If the mRNA and tRNA aren’t perfectly synchronized, codons will be translated incorrectly, resulting in a potentially non-functional or toxic protein. Noller found that two universally conserved ribosomal RNA (rRNA) bases that are intercalated between bases of mRNA may act like pawls in a ratchet's gear to stop translocation from going backwards.

In the other papers, David Tourigny, Nobel-prize winner Venkatraman Ramakrishnan, and colleagues at the MRC Laboratory of Molecular Biology in Cambridge report a crystal structure of a ribosome in another intermediary state during translocation, and Arto Pulk at UC, Berkeley and colleagues describe additional intermediate crystal structures in different versions of ribosomal subunit rotation, thus filling in the picture.

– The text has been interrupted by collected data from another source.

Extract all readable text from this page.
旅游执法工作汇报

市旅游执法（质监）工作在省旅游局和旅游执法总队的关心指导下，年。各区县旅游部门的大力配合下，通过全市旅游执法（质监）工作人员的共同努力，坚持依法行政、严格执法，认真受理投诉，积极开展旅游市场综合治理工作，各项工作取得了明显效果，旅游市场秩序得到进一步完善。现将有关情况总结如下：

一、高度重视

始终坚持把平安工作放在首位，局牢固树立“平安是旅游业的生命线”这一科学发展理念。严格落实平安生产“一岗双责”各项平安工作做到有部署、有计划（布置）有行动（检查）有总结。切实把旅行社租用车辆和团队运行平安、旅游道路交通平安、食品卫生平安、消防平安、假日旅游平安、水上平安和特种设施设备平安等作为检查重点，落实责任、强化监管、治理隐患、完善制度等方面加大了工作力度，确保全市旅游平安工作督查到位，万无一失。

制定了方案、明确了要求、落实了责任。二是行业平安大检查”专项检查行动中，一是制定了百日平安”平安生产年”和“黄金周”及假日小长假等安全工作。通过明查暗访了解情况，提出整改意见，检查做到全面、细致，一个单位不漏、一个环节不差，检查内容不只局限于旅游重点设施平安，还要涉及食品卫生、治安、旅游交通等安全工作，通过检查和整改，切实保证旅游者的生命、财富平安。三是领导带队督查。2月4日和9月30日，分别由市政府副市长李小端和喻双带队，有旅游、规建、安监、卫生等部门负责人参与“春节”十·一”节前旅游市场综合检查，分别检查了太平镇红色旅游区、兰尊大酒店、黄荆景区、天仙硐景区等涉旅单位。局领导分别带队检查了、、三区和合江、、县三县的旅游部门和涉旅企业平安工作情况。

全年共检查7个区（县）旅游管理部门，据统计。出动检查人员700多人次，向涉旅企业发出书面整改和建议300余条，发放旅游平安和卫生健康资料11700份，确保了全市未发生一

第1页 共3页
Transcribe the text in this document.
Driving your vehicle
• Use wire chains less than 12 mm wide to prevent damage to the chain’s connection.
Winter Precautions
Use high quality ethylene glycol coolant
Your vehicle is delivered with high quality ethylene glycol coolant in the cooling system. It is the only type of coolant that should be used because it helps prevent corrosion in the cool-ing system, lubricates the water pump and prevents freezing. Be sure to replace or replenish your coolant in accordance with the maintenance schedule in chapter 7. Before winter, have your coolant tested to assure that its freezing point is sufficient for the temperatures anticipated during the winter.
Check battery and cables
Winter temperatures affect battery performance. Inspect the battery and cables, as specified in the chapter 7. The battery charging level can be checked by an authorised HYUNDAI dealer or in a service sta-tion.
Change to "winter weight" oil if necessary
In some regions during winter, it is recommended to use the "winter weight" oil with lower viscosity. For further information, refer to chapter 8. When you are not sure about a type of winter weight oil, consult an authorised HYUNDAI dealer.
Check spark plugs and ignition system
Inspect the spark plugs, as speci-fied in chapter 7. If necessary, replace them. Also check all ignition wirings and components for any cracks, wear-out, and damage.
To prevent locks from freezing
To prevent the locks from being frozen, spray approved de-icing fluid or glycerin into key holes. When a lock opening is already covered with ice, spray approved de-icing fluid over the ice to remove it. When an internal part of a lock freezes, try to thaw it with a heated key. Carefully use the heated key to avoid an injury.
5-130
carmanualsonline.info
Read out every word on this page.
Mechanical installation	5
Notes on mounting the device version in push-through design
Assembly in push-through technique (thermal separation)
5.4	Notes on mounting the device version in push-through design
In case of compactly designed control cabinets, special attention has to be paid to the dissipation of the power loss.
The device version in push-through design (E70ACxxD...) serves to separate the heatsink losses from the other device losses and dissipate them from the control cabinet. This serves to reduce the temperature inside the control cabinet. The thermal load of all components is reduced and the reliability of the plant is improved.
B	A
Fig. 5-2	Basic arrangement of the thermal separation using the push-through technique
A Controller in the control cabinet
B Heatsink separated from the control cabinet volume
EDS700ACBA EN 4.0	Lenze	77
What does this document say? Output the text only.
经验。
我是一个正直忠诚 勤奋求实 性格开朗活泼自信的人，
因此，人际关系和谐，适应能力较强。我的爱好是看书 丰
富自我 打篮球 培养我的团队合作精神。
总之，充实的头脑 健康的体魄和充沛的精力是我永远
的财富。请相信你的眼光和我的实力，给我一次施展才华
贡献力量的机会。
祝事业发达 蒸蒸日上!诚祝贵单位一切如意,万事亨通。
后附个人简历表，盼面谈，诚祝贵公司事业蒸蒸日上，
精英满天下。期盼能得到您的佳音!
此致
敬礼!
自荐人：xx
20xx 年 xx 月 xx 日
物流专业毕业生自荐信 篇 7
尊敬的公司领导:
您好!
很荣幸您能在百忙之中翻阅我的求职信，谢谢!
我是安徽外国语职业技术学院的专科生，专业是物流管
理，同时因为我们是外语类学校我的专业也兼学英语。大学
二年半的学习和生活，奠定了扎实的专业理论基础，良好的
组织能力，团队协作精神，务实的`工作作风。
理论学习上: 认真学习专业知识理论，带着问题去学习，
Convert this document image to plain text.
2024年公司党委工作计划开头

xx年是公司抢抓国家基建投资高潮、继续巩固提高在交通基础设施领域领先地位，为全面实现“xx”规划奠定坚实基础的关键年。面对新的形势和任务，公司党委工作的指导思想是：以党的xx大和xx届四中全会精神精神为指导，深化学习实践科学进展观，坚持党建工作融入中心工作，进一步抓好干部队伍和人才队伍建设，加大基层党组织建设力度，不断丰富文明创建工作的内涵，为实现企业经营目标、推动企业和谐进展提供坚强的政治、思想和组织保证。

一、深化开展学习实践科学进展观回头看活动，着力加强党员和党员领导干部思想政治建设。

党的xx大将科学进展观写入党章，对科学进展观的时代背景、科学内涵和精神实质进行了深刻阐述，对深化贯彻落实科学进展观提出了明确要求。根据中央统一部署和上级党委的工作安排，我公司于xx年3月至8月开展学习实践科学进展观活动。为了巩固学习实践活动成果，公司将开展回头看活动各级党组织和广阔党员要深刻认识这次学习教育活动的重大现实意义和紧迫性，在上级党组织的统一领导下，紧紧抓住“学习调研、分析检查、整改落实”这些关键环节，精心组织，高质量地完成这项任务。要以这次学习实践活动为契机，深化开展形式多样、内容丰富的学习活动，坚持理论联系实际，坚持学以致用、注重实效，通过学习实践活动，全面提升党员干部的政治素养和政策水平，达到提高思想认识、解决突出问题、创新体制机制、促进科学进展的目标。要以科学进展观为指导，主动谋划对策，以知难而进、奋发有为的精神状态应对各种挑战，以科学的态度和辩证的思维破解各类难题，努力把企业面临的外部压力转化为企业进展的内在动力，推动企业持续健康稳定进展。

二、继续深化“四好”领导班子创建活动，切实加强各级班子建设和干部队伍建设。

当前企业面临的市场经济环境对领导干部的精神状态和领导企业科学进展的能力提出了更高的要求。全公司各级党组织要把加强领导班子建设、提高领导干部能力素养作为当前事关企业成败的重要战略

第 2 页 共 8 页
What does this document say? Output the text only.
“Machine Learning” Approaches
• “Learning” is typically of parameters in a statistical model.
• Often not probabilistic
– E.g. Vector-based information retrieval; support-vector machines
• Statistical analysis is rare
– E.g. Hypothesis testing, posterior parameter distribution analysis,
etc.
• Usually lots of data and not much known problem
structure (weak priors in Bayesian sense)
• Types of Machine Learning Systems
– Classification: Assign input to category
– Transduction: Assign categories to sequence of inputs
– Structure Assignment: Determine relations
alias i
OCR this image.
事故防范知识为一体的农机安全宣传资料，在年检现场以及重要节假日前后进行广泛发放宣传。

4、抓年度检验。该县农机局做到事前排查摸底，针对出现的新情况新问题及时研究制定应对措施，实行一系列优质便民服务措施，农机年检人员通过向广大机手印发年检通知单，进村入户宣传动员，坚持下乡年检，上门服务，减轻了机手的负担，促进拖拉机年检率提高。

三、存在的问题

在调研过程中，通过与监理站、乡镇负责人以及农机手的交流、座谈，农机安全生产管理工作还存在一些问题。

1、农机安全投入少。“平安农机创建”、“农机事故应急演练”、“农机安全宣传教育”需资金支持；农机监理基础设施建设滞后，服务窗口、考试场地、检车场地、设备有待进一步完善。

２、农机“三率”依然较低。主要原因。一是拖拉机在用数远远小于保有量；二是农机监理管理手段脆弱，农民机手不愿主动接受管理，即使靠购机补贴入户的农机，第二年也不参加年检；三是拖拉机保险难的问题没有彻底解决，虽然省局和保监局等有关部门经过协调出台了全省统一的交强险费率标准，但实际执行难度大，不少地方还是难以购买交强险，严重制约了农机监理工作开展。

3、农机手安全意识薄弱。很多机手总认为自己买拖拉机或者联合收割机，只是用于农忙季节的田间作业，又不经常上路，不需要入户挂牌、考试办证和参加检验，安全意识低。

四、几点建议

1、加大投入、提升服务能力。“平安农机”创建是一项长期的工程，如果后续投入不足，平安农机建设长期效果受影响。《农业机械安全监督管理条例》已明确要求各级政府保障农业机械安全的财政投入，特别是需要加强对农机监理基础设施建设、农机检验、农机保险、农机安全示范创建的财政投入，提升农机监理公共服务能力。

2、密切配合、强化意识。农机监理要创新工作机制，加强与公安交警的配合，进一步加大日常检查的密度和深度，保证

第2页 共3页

“What we have now are a number of structures at key points of the translocation cycle,” said Noller. “You could say we have four different states now. While Disney would want about 400 structures, you can now begin to see the movie of translocation come to life.”


1. Zhou, J., L. Lancaster, J.P. Donohue, and H.F. Noller. 2013. Crystal structures of EF-G–ribosome complexes trapped in intermediate states of translocation. Science 340. Published online 06/27/2013.

2. Tourigny, D.S., I.S. Fernández, A.C. Kelley, and V. Ramakrishnan. 2013. Elongation factor G bound to the ribosome in an intermediate state of translocation. Science 340. Published online 06/27/2013.

3. Pulk, A., and J.H.D. Cate. 2013. Control of ribosomal subunit Rotation by Elongation Factor G. Science 340. Published online 06/27/2013.